Hello everyone, I am new to perl API for EnsEMBL. I am even new to perl but doing some readings on both of these, I could write a small code to extract the protein and cDNA sequences of canonical transcript for given Ensembl gene ids. I have pasted my code below:
#!/usr/bin/env perl
use strict;
use warnings;
use Bio::EnsEMBL::Registry;
use Data::Dumper;
my $registry = "Bio::EnsEMBL::Registry";
$registry->load_registry_from_db( -host =>'ensembldb.ensembl.org', -user => 'anonymous' );
my $gene_adaptor = $registry->get_adaptor( 'Human', 'Core', 'Gene' );
my @gene_ids=("ENSG00000001629","ENSG00000001630","ENSG00000001631","ENSG00000002016");
foreach my $gene_id (@gene_ids) {
my $gene = $gene_adaptor->fetch_by_stable_id($gene_id);
my $cdsseq = $gene->canonical_transcript()->translateable_seq();
my $protseq = $gene->canonical_transcript()->translate()->seq();
print $gene_id,"_cDNA\n",$cdsseq,"\n",$gene_id,"_protein\n",$protseq,"\n";
}
But, what I really want to do is to get all the translatable transcripts (having protein sequence) for a gene including the ensembl protein id and transcript id. (ENSG..............|ENSP...................|ENST...............\n peptide sequence) in a fasta file. And similary, cDNA sequences in another fasta file. Also, my script breaks when there is no translatable sequence for a gene, how do i set an if clause for that? Thank you for your help!!
Abhishek
Thank you Nolwenn Lavielle!! It looks simple, I didnt know what condition to use. I am still waiting if somebody shows me way how to get all the translatable transcripts for each gene.

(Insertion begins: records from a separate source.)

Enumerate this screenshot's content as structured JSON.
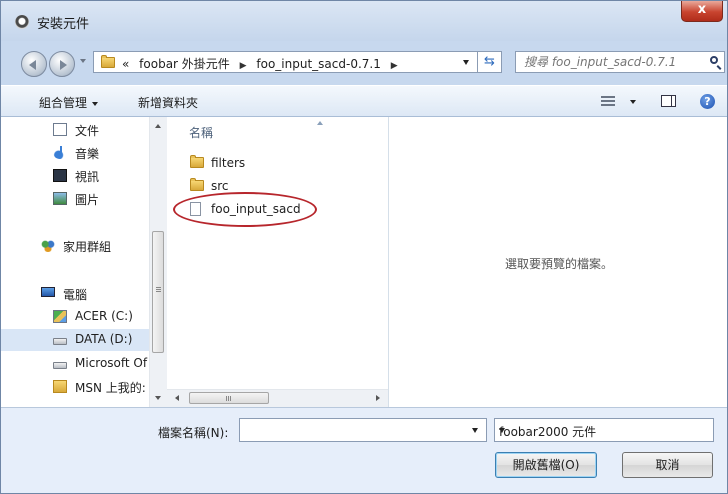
{
  "window": {
    "title": "安裝元件",
    "close_label": "x"
  },
  "navbar": {
    "breadcrumbs": [
      "«",
      "foobar 外掛元件",
      "foo_input_sacd-0.7.1"
    ],
    "search_placeholder": "搜尋 foo_input_sacd-0.7.1"
  },
  "toolbar": {
    "organize_label": "組合管理",
    "new_folder_label": "新增資料夾"
  },
  "sidebar": {
    "items": [
      {
        "label": "文件",
        "icon": "document-icon"
      },
      {
        "label": "音樂",
        "icon": "music-icon"
      },
      {
        "label": "視訊",
        "icon": "video-icon"
      },
      {
        "label": "圖片",
        "icon": "picture-icon"
      },
      {
        "label": "家用群組",
        "icon": "homegroup-icon"
      },
      {
        "label": "電腦",
        "icon": "computer-icon"
      },
      {
        "label": "ACER (C:)",
        "icon": "drive-icon"
      },
      {
        "label": "DATA (D:)",
        "icon": "drive-icon",
        "selected": true
      },
      {
        "label": "Microsoft Of",
        "icon": "drive-icon"
      },
      {
        "label": "MSN 上我的:",
        "icon": "folder-icon"
      }
    ]
  },
  "filelist": {
    "column_name": "名稱",
    "items": [
      {
        "name": "filters",
        "type": "folder"
      },
      {
        "name": "src",
        "type": "folder"
      },
      {
        "name": "foo_input_sacd",
        "type": "file",
        "circled": true
      }
    ],
    "hscroll_grip": "III"
  },
  "preview": {
    "message": "選取要預覽的檔案。"
  },
  "bottom": {
    "filename_label": "檔案名稱(N):",
    "filename_value": "",
    "filetype_value": "foobar2000 元件",
    "open_label": "開啟舊檔(O)",
    "cancel_label": "取消"
  },
  "colors": {
    "accent": "#3c7fb1",
    "highlight_circle": "#b7262c",
    "selection": "#d9e6f6"
  }
}
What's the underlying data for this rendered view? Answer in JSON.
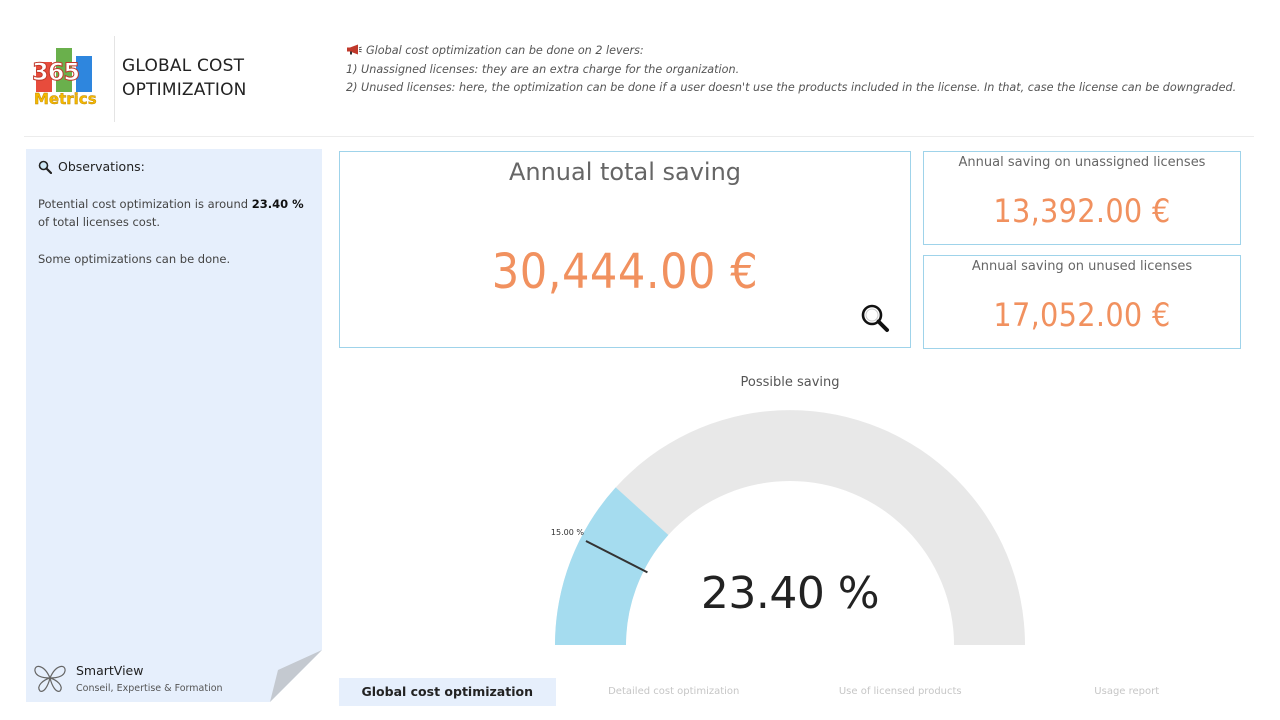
{
  "app": {
    "logo_digits": "365",
    "logo_word": "Metrics",
    "page_title": "GLOBAL COST OPTIMIZATION"
  },
  "notes": {
    "line1": "Global cost optimization can be done on 2 levers:",
    "line2": "1) Unassigned licenses: they are an extra charge for the organization.",
    "line3": "2) Unused licenses: here, the optimization can be done if a user doesn't use the products included in the license. In that, case the license can be downgraded."
  },
  "observations": {
    "title": "Observations:",
    "text_prefix": "Potential cost optimization is around",
    "percent": "23.40 %",
    "text_suffix": "of total licenses cost.",
    "note": "Some optimizations can be done."
  },
  "brand": {
    "name": "SmartView",
    "tagline": "Conseil, Expertise & Formation"
  },
  "cards": {
    "total": {
      "title": "Annual total saving",
      "value": "30,444.00 €"
    },
    "unassigned": {
      "title": "Annual saving on unassigned licenses",
      "value": "13,392.00 €"
    },
    "unused": {
      "title": "Annual saving on unused licenses",
      "value": "17,052.00 €"
    }
  },
  "gauge": {
    "title": "Possible saving",
    "value_label": "23.40 %",
    "value": 23.4,
    "max": 100,
    "target": 15.0,
    "target_label": "15.00 %"
  },
  "tabs": [
    {
      "label": "Global cost optimization",
      "active": true
    },
    {
      "label": "Detailed cost optimization",
      "active": false
    },
    {
      "label": "Use of licensed products",
      "active": false
    },
    {
      "label": "Usage report",
      "active": false
    }
  ],
  "colors": {
    "value_orange": "#f1915f",
    "gauge_fill": "#a5dcef",
    "gauge_track": "#e8e8e8",
    "card_border": "#9fd3ea",
    "sidebar_bg": "#e6effc"
  }
}
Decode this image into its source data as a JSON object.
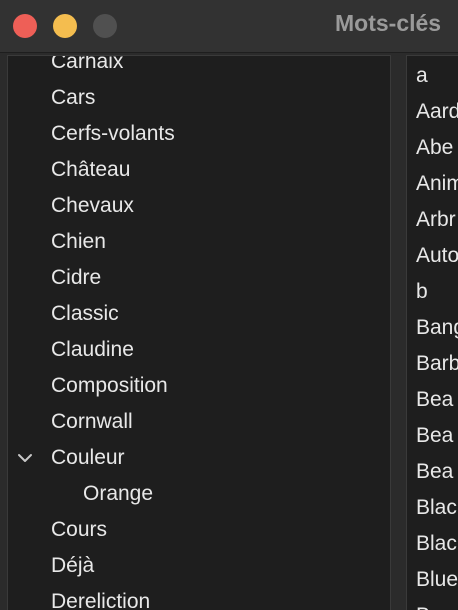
{
  "window": {
    "title": "Mots-clés"
  },
  "left_list": {
    "items": [
      {
        "label": "Carhaix"
      },
      {
        "label": "Cars"
      },
      {
        "label": "Cerfs-volants"
      },
      {
        "label": "Château"
      },
      {
        "label": "Chevaux"
      },
      {
        "label": "Chien"
      },
      {
        "label": "Cidre"
      },
      {
        "label": "Classic"
      },
      {
        "label": "Claudine"
      },
      {
        "label": "Composition"
      },
      {
        "label": "Cornwall"
      },
      {
        "label": "Couleur",
        "expanded": true,
        "icon": "chevron-down-icon"
      },
      {
        "label": "Orange",
        "child": true
      },
      {
        "label": "Cours"
      },
      {
        "label": "Déjà"
      },
      {
        "label": "Dereliction"
      }
    ]
  },
  "right_list": {
    "items": [
      {
        "label": "a"
      },
      {
        "label": "Aard"
      },
      {
        "label": "Abe"
      },
      {
        "label": "Anim"
      },
      {
        "label": "Arbr"
      },
      {
        "label": "Auto"
      },
      {
        "label": "b"
      },
      {
        "label": "Bang"
      },
      {
        "label": "Barb"
      },
      {
        "label": "Bea"
      },
      {
        "label": "Bea"
      },
      {
        "label": "Bea"
      },
      {
        "label": "Blac"
      },
      {
        "label": "Blac"
      },
      {
        "label": "Blue"
      },
      {
        "label": "Bro"
      }
    ]
  },
  "colors": {
    "close": "#ee5f57",
    "minimize": "#f4bd4f",
    "zoom": "#505050",
    "text": "#e8e8e8",
    "title": "#9a9a9a",
    "panel_bg": "#1e1e1e",
    "window_bg": "#2b2b2b"
  }
}
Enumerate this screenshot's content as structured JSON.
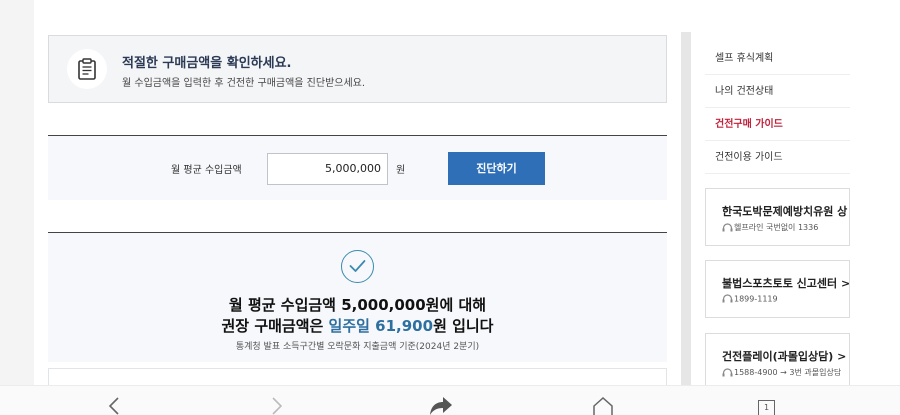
{
  "notice": {
    "title": "적절한 구매금액을 확인하세요.",
    "description": "월 수입금액을 입력한 후 건전한 구매금액을 진단받으세요.",
    "icon": "clipboard-icon"
  },
  "form": {
    "label": "월 평균 수입금액",
    "income_value": "5,000,000",
    "unit": "원",
    "button_label": "진단하기"
  },
  "result": {
    "icon": "check-circle-icon",
    "line1": "월 평균 수입금액 5,000,000원에 대해",
    "line2_prefix": "권장 구매금액은 ",
    "line2_highlight": "일주일 61,900",
    "line2_suffix": "원 입니다",
    "source": "통계청 발표 소득구간별 오락문화 지출금액 기준(2024년 2분기)"
  },
  "sidebar": {
    "menu": [
      {
        "label": "셀프 휴식계획",
        "active": false
      },
      {
        "label": "나의 건전상태",
        "active": false
      },
      {
        "label": "건전구매 가이드",
        "active": true
      },
      {
        "label": "건전이용 가이드",
        "active": false
      }
    ],
    "cards": [
      {
        "title": "한국도박문제예방치유원 상",
        "phone": "헬프라인 국번없이 1336"
      },
      {
        "title": "불법스포츠토토 신고센터 >",
        "phone": "1899-1119"
      },
      {
        "title": "건전플레이(과몰입상담) >",
        "phone": "1588-4900 → 3번 과몰입상담"
      }
    ]
  },
  "toolbar": {
    "tab_count": "1"
  },
  "colors": {
    "accent_blue": "#2e6fb7",
    "active_red": "#c0223b",
    "highlight_blue": "#2e6fa0"
  }
}
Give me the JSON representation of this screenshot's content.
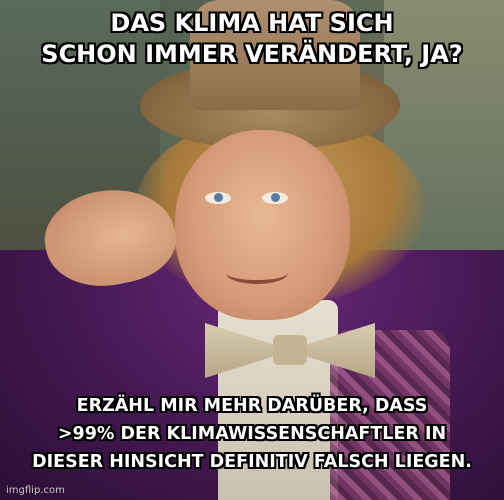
{
  "meme": {
    "top_text": [
      "DAS KLIMA HAT SICH",
      "SCHON IMMER VERÄNDERT, JA?"
    ],
    "bottom_text": [
      "ERZÄHL MIR MEHR DARÜBER, DASS",
      ">99% DER KLIMAWISSENSCHAFTLER IN",
      "DIESER HINSICHT DEFINITIV FALSCH LIEGEN."
    ],
    "watermark": "imgflip.com"
  }
}
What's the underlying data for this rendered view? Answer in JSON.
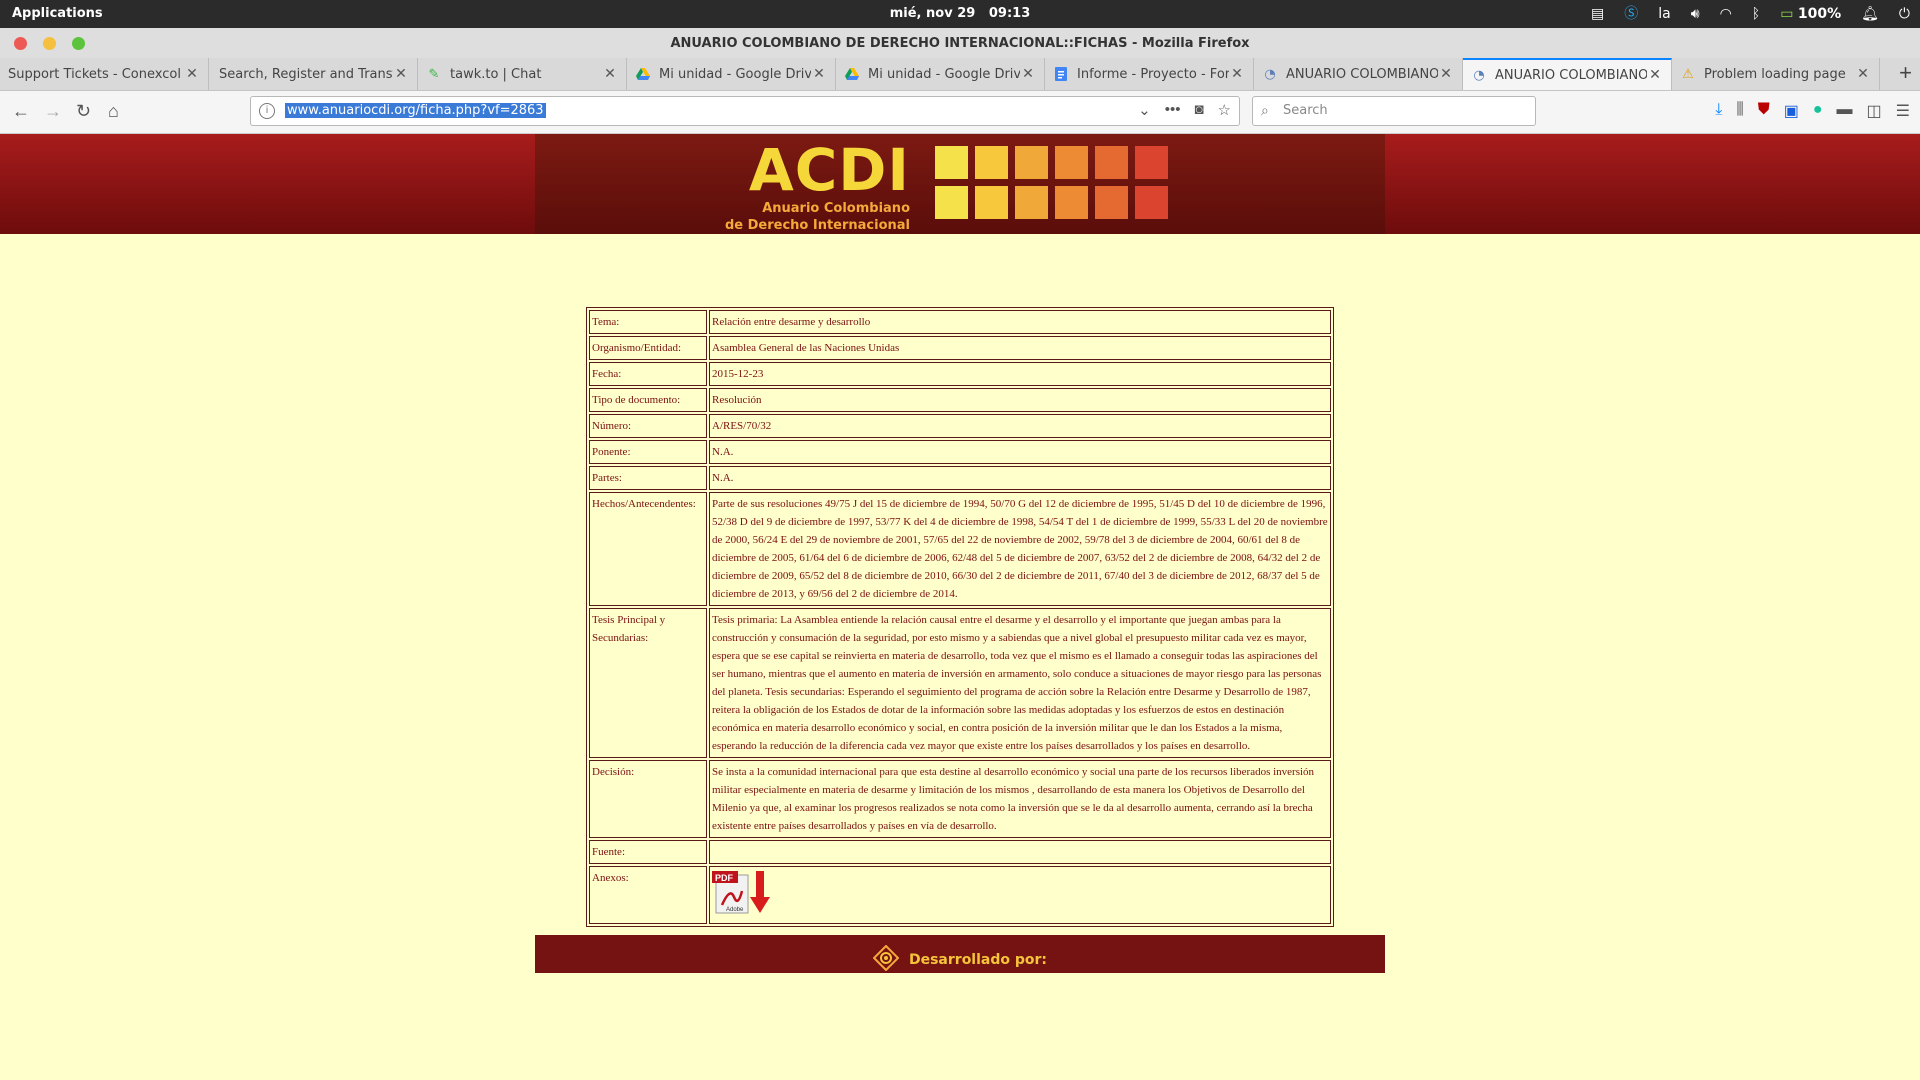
{
  "system": {
    "apps_label": "Applications",
    "date": "mié, nov 29",
    "time": "09:13",
    "lang": "la",
    "battery": "100%"
  },
  "window": {
    "title": "ANUARIO COLOMBIANO DE DERECHO INTERNACIONAL::FICHAS - Mozilla Firefox"
  },
  "tabs": [
    {
      "label": "Support Tickets - Conexcol Clo"
    },
    {
      "label": "Search, Register and Transfer"
    },
    {
      "label": "tawk.to | Chat"
    },
    {
      "label": "Mi unidad - Google Drive"
    },
    {
      "label": "Mi unidad - Google Drive"
    },
    {
      "label": "Informe - Proyecto - Formu"
    },
    {
      "label": "ANUARIO COLOMBIANO D"
    },
    {
      "label": "ANUARIO COLOMBIANO D"
    },
    {
      "label": "Problem loading page"
    }
  ],
  "nav": {
    "url": "www.anuariocdi.org/ficha.php?vf=2863",
    "search_placeholder": "Search"
  },
  "header": {
    "logo": "ACDI",
    "subtitle_1": "Anuario Colombiano",
    "subtitle_2": "de Derecho Internacional",
    "square_colors": [
      "#f5e14a",
      "#f7c83c",
      "#f0a838",
      "#ec8b34",
      "#e56a32",
      "#db4530"
    ]
  },
  "ficha": {
    "rows": [
      {
        "label": "Tema:",
        "value": "Relación entre desarme y desarrollo"
      },
      {
        "label": "Organismo/Entidad:",
        "value": "Asamblea General de las Naciones Unidas"
      },
      {
        "label": "Fecha:",
        "value": "2015-12-23"
      },
      {
        "label": "Tipo de documento:",
        "value": "Resolución"
      },
      {
        "label": "Número:",
        "value": "A/RES/70/32"
      },
      {
        "label": "Ponente:",
        "value": "N.A."
      },
      {
        "label": "Partes:",
        "value": "N.A."
      },
      {
        "label": "Hechos/Antecendentes:",
        "value": "Parte de sus resoluciones 49/75 J del 15 de diciembre de 1994, 50/70 G del 12 de diciembre de 1995, 51/45 D del 10 de diciembre de 1996, 52/38 D del 9 de diciembre de 1997, 53/77 K del 4 de diciembre de 1998, 54/54 T del 1 de diciembre de 1999, 55/33 L del 20 de noviembre de 2000, 56/24 E del 29 de noviembre de 2001, 57/65 del 22 de noviembre de 2002, 59/78 del 3 de diciembre de 2004, 60/61 del 8 de diciembre de 2005, 61/64 del 6 de diciembre de 2006, 62/48 del 5 de diciembre de 2007, 63/52 del 2 de diciembre de 2008, 64/32 del 2 de diciembre de 2009, 65/52 del 8 de diciembre de 2010, 66/30 del 2 de diciembre de 2011, 67/40 del 3 de diciembre de 2012, 68/37 del 5 de diciembre de 2013, y 69/56 del 2 de diciembre de 2014."
      },
      {
        "label": "Tesis Principal y Secundarias:",
        "value": "Tesis primaria: La Asamblea entiende la relación causal entre el desarme y el desarrollo y el importante que juegan ambas para la construcción y consumación de la seguridad, por esto mismo y a sabiendas que a nivel global el presupuesto militar cada vez es mayor, espera que se ese capital se reinvierta en materia de desarrollo, toda vez que el mismo es el llamado a conseguir todas las aspiraciones del ser humano, mientras que el aumento en materia de inversión en armamento, solo conduce a situaciones de mayor riesgo para las personas del planeta. Tesis secundarias: Esperando el seguimiento del programa de acción sobre la Relación entre Desarme y Desarrollo de 1987, reitera la obligación de los Estados de dotar de la información sobre las medidas adoptadas y los esfuerzos de estos en destinación económica en materia desarrollo económico y social, en contra posición de la inversión militar que le dan los Estados a la misma, esperando la reducción de la diferencia cada vez mayor que existe entre los países desarrollados y los países en desarrollo."
      },
      {
        "label": "Decisión:",
        "value": "Se insta a la comunidad internacional para que esta destine al desarrollo económico y social una parte de los recursos liberados inversión militar especialmente en materia de desarme y limitación de los mismos , desarrollando de esta manera los Objetivos de Desarrollo del Milenio ya que, al examinar los progresos realizados se nota como la inversión que se le da al desarrollo aumenta, cerrando así la brecha existente entre países desarrollados y países en vía de desarrollo."
      },
      {
        "label": "Fuente:",
        "value": ""
      },
      {
        "label": "Anexos:",
        "value": ""
      }
    ],
    "pdf_label": "PDF",
    "pdf_brand": "Adobe"
  },
  "footer": {
    "text": "Desarrollado por:"
  }
}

Small fix: you need to set $gene first, since it is used to get the value for $cdsseq:
I didn't notice this detail. Thanks for your fix!
thank you for the correction!
One more question, is it possible to extract the start and end positions of translatable cdna sequence? I tried to extract the positions but I could only extract start and end positions of transcript which might include non-translatable part as well.